2012 Career Pathways Train the Trainer Series - Webinar #3: Building It Out; Institute Model Example
The 3-week Train-the-Trainer course provided Federal staff with the tools and resources necessary to help states, local areas, and tribal communities, build and expand career pathways systems. Participants learned how to help low-skilled, low-wage workers attain credentials and pursue career paths, while strengthening partnerships between secondary and post-secondary education, workforce investment boards, health and human services, and employers.
User Comments (7)
Hi All! Our final discussion question is "How can we use the materials we've covered in our sessions to support our grantees in building and expanding career pathways? Are we missing any vital tools or information to share with them?"
In making connections across departments, agencies, and initiatives, a common vocabulary is critical. State Education Agencies and local school districts, community and technical colleges are working to implement the Rigorous Programs of Study Design Framework (through the efforts of OVAE, particularly Carl D. Perkins CTE). That information is found at: http://cte.ed.gov/nationalinitiatives/rposdesignframework.cfm
New efforts should include how each program/initiative complements the other. :) Thanks for this opportunity to learn from and share with one another.
I think the tools we were given last week could be very helpful to our grantees. However, I am wondering how some of the discretionary grantees will fit into the system. Our community college grantees are obviously part of the workforce system, and many of our grantees are regular players. However, the nature of the discretionary grants is that they are for a specific period of time. Career pathways seems to be a more long-termed focused change to the system. What is the role of a discretionary grantee in career pathways system? How have community-based organizations been brought into the system? How do we make sure they are involved and active in the creation of career pathways?
Also, I think this will be covered today, but there should be a way to measure the success of these sytems. Once they have been implemented, how can a pathway be shown to be more successful than the normal system. What metrics are appropriate (employment obtained, customer satisfaction, money spent)? Are there tools that help in the evaluation of career pathways?
Robin, you make an excellent point. Developing a common vocabulary for career pathways is essential for agencies to work together. Thanks for the link! We will continue to work to make these crucial connections.
I think Career Pathways should be integrated into additional training areas suchb as staff meetings and into training programs like FPO. I want to know more about how to incorporate others program areas, VETS, WIA into the program.

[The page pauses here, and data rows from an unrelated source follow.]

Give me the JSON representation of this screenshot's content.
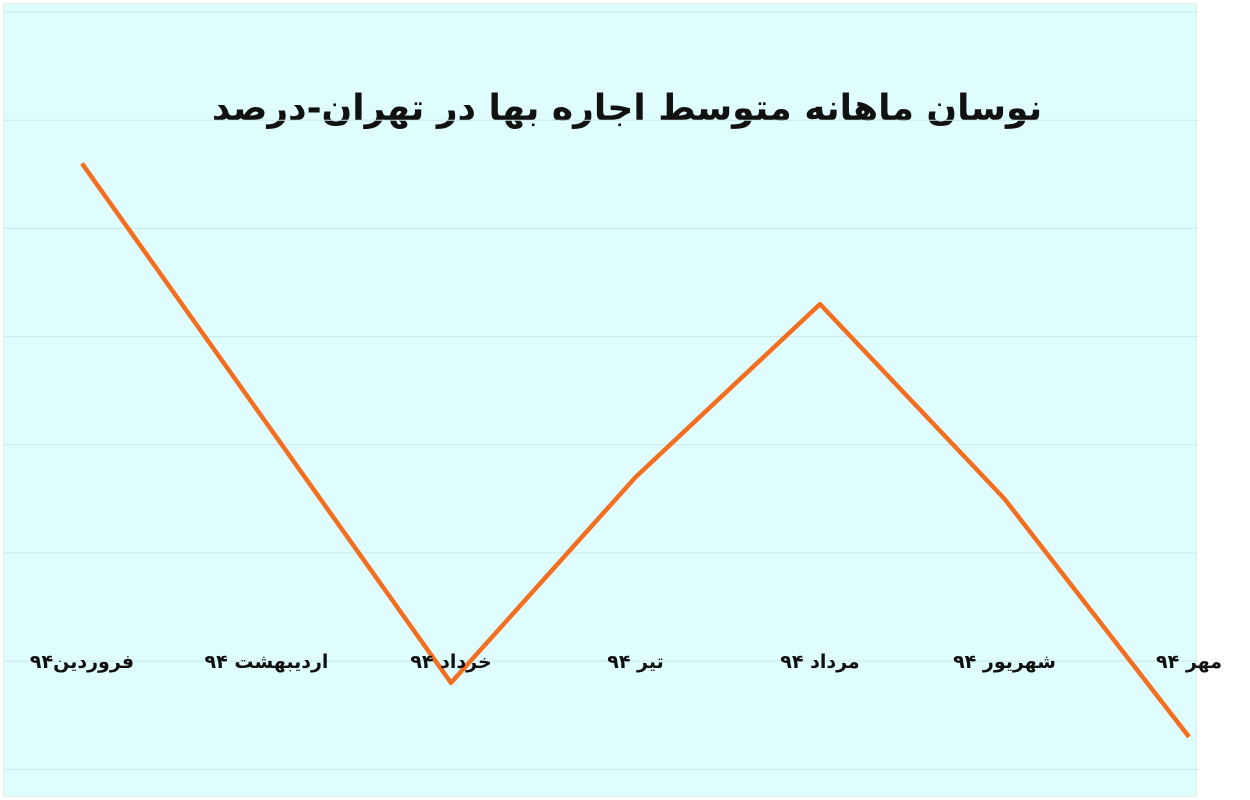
{
  "chart_data": {
    "type": "line",
    "title": "نوسان ماهانه متوسط اجاره بها در تهران-درصد",
    "xlabel": "",
    "ylabel": "",
    "categories": [
      "فروردین۹۴",
      "اردیبهشت ۹۴",
      "خرداد ۹۴",
      "تیر ۹۴",
      "مرداد ۹۴",
      "شهریور ۹۴",
      "مهر ۹۴"
    ],
    "series": [
      {
        "name": "",
        "values": [
          4.6,
          2.2,
          -0.2,
          1.7,
          3.3,
          1.5,
          -0.7
        ]
      }
    ],
    "ylim": [
      -1.2,
      6
    ],
    "y_gridlines": [
      -1,
      0,
      1,
      2,
      3,
      4,
      5,
      6
    ],
    "grid": true,
    "legend": "none",
    "colors": {
      "line": "#f26f21",
      "grid": "#c8eaea",
      "background": "#dffdfd"
    }
  }
}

Michael makes a great point. Our grantees are very interested in making career pathway opportunities available for individuals in the areas in which they serve, but they are always asking us how they work they are doing can be sustained beyond the 5 year life of the HPOG grants. Any examples of how other discretionary grants have managed this challenge would be helpful to hear about!

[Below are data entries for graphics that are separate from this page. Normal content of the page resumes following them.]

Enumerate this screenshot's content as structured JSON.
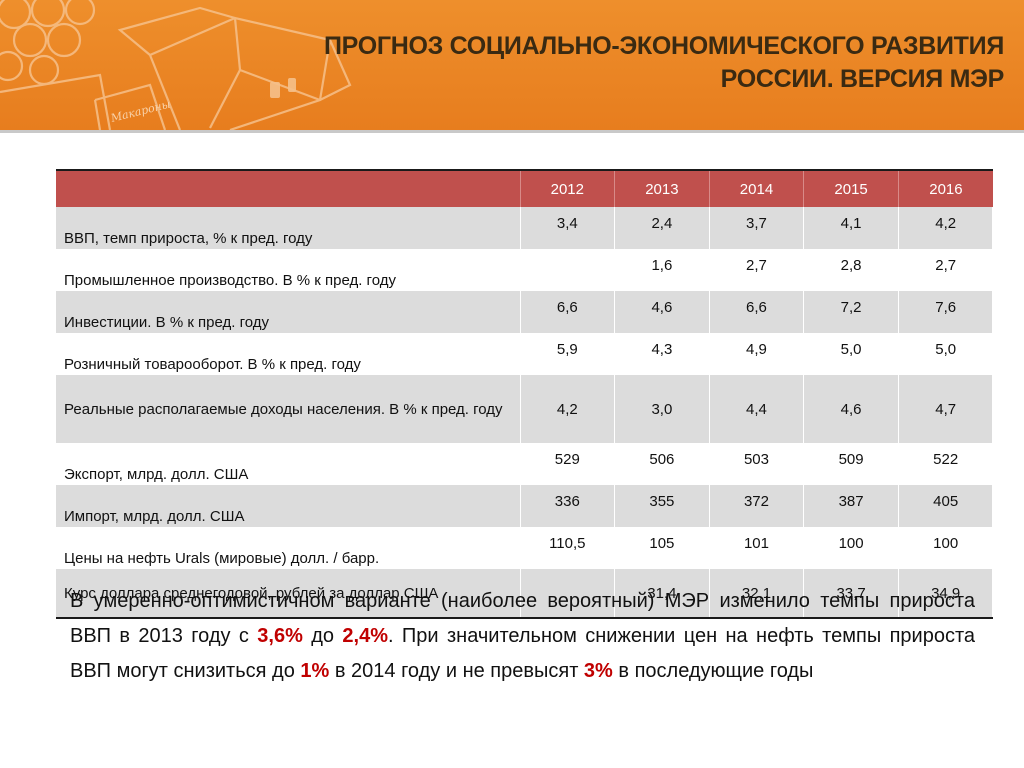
{
  "header": {
    "title_line1": "ПРОГНОЗ СОЦИАЛЬНО-ЭКОНОМИЧЕСКОГО РАЗВИТИЯ",
    "title_line2": "РОССИИ. ВЕРСИЯ МЭР",
    "accent_color": "#e98523",
    "decorative_image": "cardboard-boxes-outline",
    "decorative_label": "Макароны"
  },
  "table": {
    "header_color": "#c0504d",
    "stripe_color": "#dcdcdc",
    "corner": "",
    "years": [
      "2012",
      "2013",
      "2014",
      "2015",
      "2016"
    ],
    "rows": [
      {
        "label": "ВВП, темп прироста, % к пред. году",
        "values": [
          "3,4",
          "2,4",
          "3,7",
          "4,1",
          "4,2"
        ]
      },
      {
        "label": "Промышленное производство. В % к пред. году",
        "values": [
          "",
          "1,6",
          "2,7",
          "2,8",
          "2,7"
        ]
      },
      {
        "label": "Инвестиции. В % к пред. году",
        "values": [
          "6,6",
          "4,6",
          "6,6",
          "7,2",
          "7,6"
        ]
      },
      {
        "label": "Розничный товарооборот. В % к пред. году",
        "values": [
          "5,9",
          "4,3",
          "4,9",
          "5,0",
          "5,0"
        ]
      },
      {
        "label": "Реальные располагаемые доходы населения. В % к пред. году",
        "values": [
          "4,2",
          "3,0",
          "4,4",
          "4,6",
          "4,7"
        ]
      },
      {
        "label": "Экспорт, млрд. долл. США",
        "values": [
          "529",
          "506",
          "503",
          "509",
          "522"
        ]
      },
      {
        "label": "Импорт, млрд. долл. США",
        "values": [
          "336",
          "355",
          "372",
          "387",
          "405"
        ]
      },
      {
        "label": "Цены на нефть Urals (мировые) долл. / барр.",
        "values": [
          "110,5",
          "105",
          "101",
          "100",
          "100"
        ]
      },
      {
        "label": "Курс доллара среднегодовой, рублей за доллар США",
        "values": [
          "",
          "31,4",
          "32,1",
          "33,7",
          "34,9"
        ]
      }
    ]
  },
  "summary": {
    "highlight_color": "#c00000",
    "part1": "В умеренно-оптимистичном варианте (наиболее вероятный) МЭР изменило темпы прироста ВВП в 2013 году с ",
    "hl1": "3,6%",
    "part2": " до ",
    "hl2": "2,4%",
    "part3": ". При значительном снижении цен на нефть  темпы прироста ВВП могут снизиться до ",
    "hl3": "1%",
    "part4": " в 2014 году и не превысят ",
    "hl4": "3%",
    "part5": " в последующие годы"
  }
}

I like Michael am wondering how discretionary grants will fit into the system. Because of how these grants are awarded a lot of what is to be done regarding career pathways may fit within specific grants that have an employer driven component like the H1B grants yet for those that do not how we drive the information will be key. More specifically, outside of the Statement of Work, how do we make sure they are involved and active in the creation of career pathways.